Mr. Vosburgh and his daughter had passed a very anxious day, the former going out but seldom. The information obtained from the city had not been reassuring, for while the authorities had under their direction larger bodies of men, and lawlessness was not so general, the mob was still unquelled and fought with greater desperation in the disaffected centres. In the after-part of the day Mr. Vosburgh received the cheering intelligence that the Seventh Regiment would arrive that night, and that other militia organizations were on their way home. Therefore he believed that if they escaped injury until the following morning all cause for deep anxiety would pass away. As the hours elapsed and no further demonstration was made against his home, his hopes grew apace, and now, as he and his daughter waited for Merwyn before dining, he said, “I fancy that the reception given to the mob last night has curbed their disposition to molest us.”
“O papa, what keeps Mr. Merwyn?”
“Well, my dear, I know he was safe at noon.”
“Oh, oh, I do hope that this will be the last day of this fearful suspense! Isn’t it wonderful what Mr. Merwyn has done in the past few days?”
“Not so wonderful as it seems. Periods like these always develop master-spirits, or rather they give such spirits scope. How little we knew of Acton before this week! yet at the beginning he seized the mob by the throat and has not once relaxed his grasp. He has been the one sleepless man in the city, and how he endures the strain is almost beyond mortal comprehension. The man and the hour came together. The same is true of Merwyn in his sphere. He had been preparing for this, hoping that it would give him an opportunity to right himself. Fearless as the best of your friends, he combines with courage the singularly cool, resolute nature inherited from his father. He is not in the least ambitious for distinction, but is only bent on carrying out his own aims and purposes.”
“And what are they, papa?”
“Sly fox! as if you did not know. Who first came to your protection?”

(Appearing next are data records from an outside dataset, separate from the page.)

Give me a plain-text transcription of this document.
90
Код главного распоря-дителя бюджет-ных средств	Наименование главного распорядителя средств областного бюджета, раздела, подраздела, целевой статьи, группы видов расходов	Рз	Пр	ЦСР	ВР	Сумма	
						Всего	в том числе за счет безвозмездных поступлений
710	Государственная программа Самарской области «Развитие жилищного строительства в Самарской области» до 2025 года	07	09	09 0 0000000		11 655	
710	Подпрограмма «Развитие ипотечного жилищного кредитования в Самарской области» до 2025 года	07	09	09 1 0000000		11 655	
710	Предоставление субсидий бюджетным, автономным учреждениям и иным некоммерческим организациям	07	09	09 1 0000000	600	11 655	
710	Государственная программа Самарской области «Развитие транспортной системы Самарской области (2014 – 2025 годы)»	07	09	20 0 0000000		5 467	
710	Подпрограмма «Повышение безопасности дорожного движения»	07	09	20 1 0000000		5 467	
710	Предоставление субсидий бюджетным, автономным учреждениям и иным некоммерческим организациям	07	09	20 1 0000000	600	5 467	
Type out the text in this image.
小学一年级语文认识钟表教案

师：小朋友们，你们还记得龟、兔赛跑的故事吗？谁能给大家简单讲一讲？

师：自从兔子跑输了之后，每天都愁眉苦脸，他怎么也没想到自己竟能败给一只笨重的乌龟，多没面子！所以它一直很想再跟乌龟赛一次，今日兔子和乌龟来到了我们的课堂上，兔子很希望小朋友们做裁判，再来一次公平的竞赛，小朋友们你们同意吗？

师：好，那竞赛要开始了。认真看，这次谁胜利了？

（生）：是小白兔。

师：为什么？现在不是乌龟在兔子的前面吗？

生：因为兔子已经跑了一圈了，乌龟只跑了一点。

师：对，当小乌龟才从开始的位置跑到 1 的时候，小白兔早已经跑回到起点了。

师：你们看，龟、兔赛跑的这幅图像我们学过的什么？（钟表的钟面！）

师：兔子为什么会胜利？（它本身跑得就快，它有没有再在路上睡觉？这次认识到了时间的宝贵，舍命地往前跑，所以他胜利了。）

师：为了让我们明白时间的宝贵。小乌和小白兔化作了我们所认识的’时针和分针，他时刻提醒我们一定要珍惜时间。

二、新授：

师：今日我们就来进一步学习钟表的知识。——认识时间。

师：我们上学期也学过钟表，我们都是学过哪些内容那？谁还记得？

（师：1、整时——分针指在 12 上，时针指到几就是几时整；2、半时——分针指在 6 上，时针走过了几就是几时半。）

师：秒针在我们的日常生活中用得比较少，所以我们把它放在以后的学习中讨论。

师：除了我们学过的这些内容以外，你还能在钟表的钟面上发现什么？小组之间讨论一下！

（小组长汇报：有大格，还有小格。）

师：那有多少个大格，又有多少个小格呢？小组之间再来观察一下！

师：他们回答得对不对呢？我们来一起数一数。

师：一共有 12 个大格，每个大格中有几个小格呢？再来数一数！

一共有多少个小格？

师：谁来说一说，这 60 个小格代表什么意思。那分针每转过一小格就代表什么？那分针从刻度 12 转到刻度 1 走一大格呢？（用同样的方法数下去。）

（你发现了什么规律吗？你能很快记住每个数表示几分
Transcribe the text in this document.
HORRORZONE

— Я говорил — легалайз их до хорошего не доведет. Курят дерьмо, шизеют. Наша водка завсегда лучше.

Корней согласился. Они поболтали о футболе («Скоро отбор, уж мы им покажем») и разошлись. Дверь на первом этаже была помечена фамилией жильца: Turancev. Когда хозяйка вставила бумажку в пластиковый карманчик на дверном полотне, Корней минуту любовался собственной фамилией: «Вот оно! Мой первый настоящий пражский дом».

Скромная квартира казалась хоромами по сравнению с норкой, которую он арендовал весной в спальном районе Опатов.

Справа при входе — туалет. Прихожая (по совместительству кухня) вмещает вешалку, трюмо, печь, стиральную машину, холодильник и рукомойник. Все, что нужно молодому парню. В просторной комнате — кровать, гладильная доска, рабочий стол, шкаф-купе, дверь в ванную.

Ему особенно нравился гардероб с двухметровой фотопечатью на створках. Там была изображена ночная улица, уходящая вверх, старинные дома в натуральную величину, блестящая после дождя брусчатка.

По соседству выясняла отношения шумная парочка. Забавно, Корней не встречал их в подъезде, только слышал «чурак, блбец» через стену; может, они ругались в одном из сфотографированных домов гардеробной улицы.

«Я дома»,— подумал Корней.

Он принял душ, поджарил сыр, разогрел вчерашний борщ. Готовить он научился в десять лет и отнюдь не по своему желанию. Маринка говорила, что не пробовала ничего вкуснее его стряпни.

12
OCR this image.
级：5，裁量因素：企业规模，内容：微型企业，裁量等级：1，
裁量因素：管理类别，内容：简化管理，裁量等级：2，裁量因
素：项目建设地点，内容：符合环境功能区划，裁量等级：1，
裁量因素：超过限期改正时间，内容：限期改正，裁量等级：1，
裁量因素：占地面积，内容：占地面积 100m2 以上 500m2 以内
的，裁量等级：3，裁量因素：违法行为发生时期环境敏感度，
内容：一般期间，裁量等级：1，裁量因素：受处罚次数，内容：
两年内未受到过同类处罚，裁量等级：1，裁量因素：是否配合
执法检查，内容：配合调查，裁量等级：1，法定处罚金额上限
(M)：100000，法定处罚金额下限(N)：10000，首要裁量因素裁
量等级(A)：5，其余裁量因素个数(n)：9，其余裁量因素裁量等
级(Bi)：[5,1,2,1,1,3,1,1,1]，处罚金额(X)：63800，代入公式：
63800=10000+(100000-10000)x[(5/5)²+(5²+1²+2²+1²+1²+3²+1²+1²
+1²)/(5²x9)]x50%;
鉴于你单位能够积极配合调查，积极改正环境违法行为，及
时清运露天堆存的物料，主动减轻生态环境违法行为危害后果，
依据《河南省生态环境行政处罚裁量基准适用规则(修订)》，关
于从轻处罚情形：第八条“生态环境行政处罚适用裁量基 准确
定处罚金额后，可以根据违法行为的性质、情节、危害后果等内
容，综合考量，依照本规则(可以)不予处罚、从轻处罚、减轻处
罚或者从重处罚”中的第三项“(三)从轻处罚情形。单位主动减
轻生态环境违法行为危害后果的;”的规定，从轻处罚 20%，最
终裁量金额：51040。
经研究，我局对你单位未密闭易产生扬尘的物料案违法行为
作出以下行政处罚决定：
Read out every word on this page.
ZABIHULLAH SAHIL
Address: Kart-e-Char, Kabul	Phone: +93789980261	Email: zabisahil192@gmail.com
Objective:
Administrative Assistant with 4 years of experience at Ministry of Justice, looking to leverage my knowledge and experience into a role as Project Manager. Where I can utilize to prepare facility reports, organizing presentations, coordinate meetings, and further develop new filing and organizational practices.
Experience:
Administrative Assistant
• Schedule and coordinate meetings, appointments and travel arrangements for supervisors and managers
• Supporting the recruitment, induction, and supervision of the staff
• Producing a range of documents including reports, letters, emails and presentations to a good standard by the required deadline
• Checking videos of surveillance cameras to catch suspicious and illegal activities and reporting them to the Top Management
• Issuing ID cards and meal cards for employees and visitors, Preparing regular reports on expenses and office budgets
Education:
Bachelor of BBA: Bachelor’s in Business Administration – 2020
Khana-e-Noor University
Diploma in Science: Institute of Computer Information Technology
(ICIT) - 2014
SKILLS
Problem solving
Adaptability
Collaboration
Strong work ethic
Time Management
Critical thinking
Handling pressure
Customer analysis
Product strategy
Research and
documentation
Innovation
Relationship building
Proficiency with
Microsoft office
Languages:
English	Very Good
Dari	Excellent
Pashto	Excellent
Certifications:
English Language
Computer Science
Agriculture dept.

“And to think how I treated him!”
“Quite naturally, under the circumstances. The mystery of his former restraint is still unexplained, but I now think it due to family reasons. Yet why he should be so reluctant to speak of them is still another mystery. He has no sympathy with the South or his mother’s views, yet why should he not say, frankly, ’I cannot fight against my mother’s people’? When we think, however, that the sons of the same mother are often arrayed against each other in this war, such a reason as I have suggested appears entirely inadequate. All his interests are at the North, and he is thoroughly loyal; but when I intimated, last evening, that he might wish to spend the night in his own home to insure its protection, it seemed less than nothing to him compared with your safety. He has long had this powerful motive to win your regard, and yet there has been some restraint more potent.”